NEC Laboratories America, 10080 North Wolfe Road, Cupertino, CA 95014, USA.
IEEE/ACM Trans Comput Biol Bioinform. 2010 Jan-Mar;7(1):25-36. doi: 10.1109/TCBB.2008.35.
Gene expression data usually contain a large number of genes but a small number of samples. Feature selection for gene expression data aims at finding a set of genes that best discriminate biological samples of different types. Using machine learning techniques, traditional gene selection based on empirical mutual information suffers the data sparseness issue due to the small number of samples. To overcome the sparseness issue, we propose a model-based approach to estimate the entropy of class variables on the model, instead of on the data themselves. Here, we use multivariate normal distributions to fit the data, because multivariate normal distributions have maximum entropy among all real-valued distributions with a specified mean and standard deviation and are widely used to approximate various distributions. Given that the data follow a multivariate normal distribution, since the conditional distribution of class variables given the selected features is a normal distribution, its entropy can be computed with the log-determinant of its covariance matrix. Because of the large number of genes, the computation of all possible log-determinants is not efficient. We propose several algorithms to largely reduce the computational cost. The experiments on seven gene data sets and the comparison with other five approaches show the accuracy of the multivariate Gaussian generative model for feature selection, and the efficiency of our algorithms.

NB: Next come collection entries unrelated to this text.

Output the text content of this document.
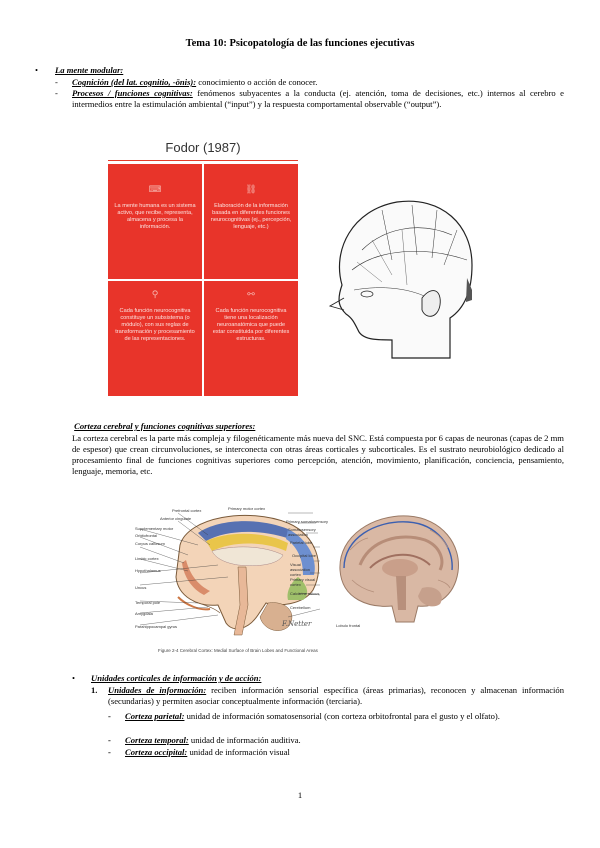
Tema 10: Psicopatología de las funciones ejecutivas
• La mente modular:
- Cognición (del lat. cognitio, -ōnis): conocimiento o acción de conocer.
- Procesos / funciones cognitivas: fenómenos subyacentes a la conducta (ej. atención, toma de decisiones, etc.) internos al cerebro e intermedios entre la estimulación ambiental (“input”) y la respuesta comportamental observable (“output”).
Fodor (1987)
⌨
La mente humana es un sistema activo, que recibe, representa, almacena y procesa la información.
⛓
Elaboración de la información basada en diferentes funciones neurocognitivas (ej., percepción, lenguaje, etc.)
⚲
Cada función neurocognitiva constituye un subsistema (o módulo), con sus reglas de transformación y procesamiento de las representaciones.
⚯
Cada función neurocognitiva tiene una localización neuroanatómica que puede estar constituida por diferentes estructuras.
Corteza cerebral y funciones cognitivas superiores:
La corteza cerebral es la parte más compleja y filogenéticamente más nueva del SNC. Está compuesta por 6 capas de neuronas (capas de 2 mm de espesor) que crean circunvoluciones, se interconecta con otras áreas corticales y subcorticales. Es el sustrato neurobiológico dedicado al procesamiento final de funciones cognitivas superiores como percepción, atención, movimiento, planificación, conciencia, pensamiento, lenguaje, memoria, etc.
Prefrontal cortex
Anterior cingulate
Supplementary motor
Orbitofrontal
Corpus callosum
Limbic cortex
Hypothalamus
Uncus
Temporal pole
Amygdala
Parahippocampal gyrus
Primary motor cortex
Primary somatosensory
Somatosensory association
Parietal lobe
Occipital lobe
Visual association cortex
Primary visual cortex
Calcarine sulcus
Cerebellum
F.Netter	Lobulo frontal
Figure 2-4 Cerebral Cortex: Medial Surface of Brain Lobes and Functional Areas
• Unidades corticales de información y de acción:
1. Unidades de información: reciben información sensorial específica (áreas primarias), reconocen y almacenan información (secundarias) y permiten asociar conceptualmente información (terciaria).
- Corteza parietal: unidad de información somatosensorial (con corteza orbitofrontal para el gusto y el olfato).
- Corteza temporal: unidad de información auditiva.
- Corteza occipital: unidad de información visual
1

基因表达数据通常包含大量的基因,但只有少量的样本。基因表达数据的特征选择旨在找到一组能够最好地区分不同类型生物样本的基因。使用机器学习技术,基于经验互信息的传统基因选择由于样本数量较少而存在数据稀疏性问题。为了克服稀疏性问题,我们提出了一种基于模型的方法来估计模型上的类变量熵,而不是在数据本身上。在这里,我们使用多元正态分布来拟合数据,因为多元正态分布在具有指定均值和标准差的所有实值分布中具有最大的熵,并且广泛用于近似各种分布。给定数据遵循多元正态分布,由于给定所选特征的类变量的条件分布是正态分布,因此可以使用其协方差矩阵的对数行列式来计算其熵。由于基因数量众多,计算所有可能的对数行列式的效率不高。我们提出了几种算法来大大降低计算成本。在七个基因数据集上的实验以及与其他五种方法的比较表明了多元高斯生成模型在特征选择中的准确性,以及我们算法的效率。